[slurm-users] job_time_limit: inactivity time limit reached ...
Paul Raines
raines at nmr.mgh.harvard.edu
Wed Sep 21 12:38:22 UTC 2022
Almost all the 5 min+ time was in the bzip2. The mysqldump by itself was
about 16 seconds. So I moved the bzip2 to its own separate line so
the tables are only locked for the ~16 seconds
-- Paul Raines (http://help.nmr.mgh.harvard.edu)

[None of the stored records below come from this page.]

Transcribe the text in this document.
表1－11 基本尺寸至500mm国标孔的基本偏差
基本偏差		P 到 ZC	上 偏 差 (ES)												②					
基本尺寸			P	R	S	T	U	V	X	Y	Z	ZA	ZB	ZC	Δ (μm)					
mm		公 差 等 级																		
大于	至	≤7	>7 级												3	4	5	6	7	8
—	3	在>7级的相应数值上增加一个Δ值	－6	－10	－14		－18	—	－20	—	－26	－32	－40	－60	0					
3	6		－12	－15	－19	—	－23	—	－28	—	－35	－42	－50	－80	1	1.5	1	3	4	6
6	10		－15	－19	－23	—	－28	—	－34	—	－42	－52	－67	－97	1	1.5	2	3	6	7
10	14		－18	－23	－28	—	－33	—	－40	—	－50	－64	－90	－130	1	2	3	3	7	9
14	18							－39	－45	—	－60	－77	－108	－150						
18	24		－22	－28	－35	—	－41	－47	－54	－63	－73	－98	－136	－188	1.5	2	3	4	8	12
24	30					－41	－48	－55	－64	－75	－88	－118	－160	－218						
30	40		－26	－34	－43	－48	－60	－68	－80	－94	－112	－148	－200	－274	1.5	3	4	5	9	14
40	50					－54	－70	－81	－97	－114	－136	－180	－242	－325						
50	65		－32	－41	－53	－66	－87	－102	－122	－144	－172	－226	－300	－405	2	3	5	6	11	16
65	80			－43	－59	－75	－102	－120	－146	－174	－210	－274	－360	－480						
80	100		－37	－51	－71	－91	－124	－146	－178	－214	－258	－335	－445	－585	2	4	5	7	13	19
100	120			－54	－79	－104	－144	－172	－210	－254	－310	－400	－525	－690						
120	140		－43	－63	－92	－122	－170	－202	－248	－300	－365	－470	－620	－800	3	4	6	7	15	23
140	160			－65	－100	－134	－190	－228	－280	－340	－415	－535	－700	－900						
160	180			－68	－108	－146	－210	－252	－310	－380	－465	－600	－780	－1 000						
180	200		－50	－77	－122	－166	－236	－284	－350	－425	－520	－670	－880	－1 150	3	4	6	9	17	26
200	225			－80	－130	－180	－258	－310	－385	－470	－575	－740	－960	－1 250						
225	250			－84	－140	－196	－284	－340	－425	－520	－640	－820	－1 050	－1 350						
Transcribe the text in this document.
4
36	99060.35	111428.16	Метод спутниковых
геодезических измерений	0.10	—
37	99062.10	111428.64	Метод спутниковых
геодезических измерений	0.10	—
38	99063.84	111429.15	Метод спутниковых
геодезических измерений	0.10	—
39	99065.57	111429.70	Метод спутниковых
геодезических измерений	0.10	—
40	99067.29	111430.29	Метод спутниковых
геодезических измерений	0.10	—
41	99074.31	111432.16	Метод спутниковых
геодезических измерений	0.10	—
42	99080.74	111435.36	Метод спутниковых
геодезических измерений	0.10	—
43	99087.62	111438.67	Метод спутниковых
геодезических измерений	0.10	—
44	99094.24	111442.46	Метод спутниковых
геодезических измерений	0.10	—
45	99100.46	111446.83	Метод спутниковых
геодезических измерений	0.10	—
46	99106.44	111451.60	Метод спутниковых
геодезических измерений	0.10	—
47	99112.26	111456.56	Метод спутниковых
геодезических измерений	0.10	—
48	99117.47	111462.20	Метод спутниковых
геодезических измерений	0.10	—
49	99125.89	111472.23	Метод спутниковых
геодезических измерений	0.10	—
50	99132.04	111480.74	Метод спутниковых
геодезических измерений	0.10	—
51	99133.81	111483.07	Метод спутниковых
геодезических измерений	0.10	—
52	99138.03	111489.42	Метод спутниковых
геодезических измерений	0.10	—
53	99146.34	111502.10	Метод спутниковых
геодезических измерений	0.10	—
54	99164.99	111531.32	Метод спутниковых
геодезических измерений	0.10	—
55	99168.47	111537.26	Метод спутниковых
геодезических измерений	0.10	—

On Wed, 21 Sep 2022 3:49am, Ole Holm Nielsen wrote:
> Hi Paul,
>
> IMHO, using logrotate is the most convenient method for making daily database
> backup dumps and keep a number of backup versions, see the notes in
> https://wiki.fysik.dtu.dk/niflheim/Slurm_database#backup-script-with-logrotate
>
> Using --single-transaction is recommended by SchedMD to avoid race conditions
> when slurmdbd is being run while taking the MySQL dump, see
> https://bugs.schedmd.com/show_bug.cgi?id=10295#c18
>
> /Ole
>
> On 9/20/22 15:17, Paul Raines wrote:
>>
>> Further investigation found that I had setup logrotate to handle a mysql
>> dump
>>
>> mysqldump -R --single-transaction -B slurm_db | bzip2
>>
>> which is what is taking 5 minutes. I think this is locking tables during
>> the time hanging calls to slurmdbd most likely and causing the issue.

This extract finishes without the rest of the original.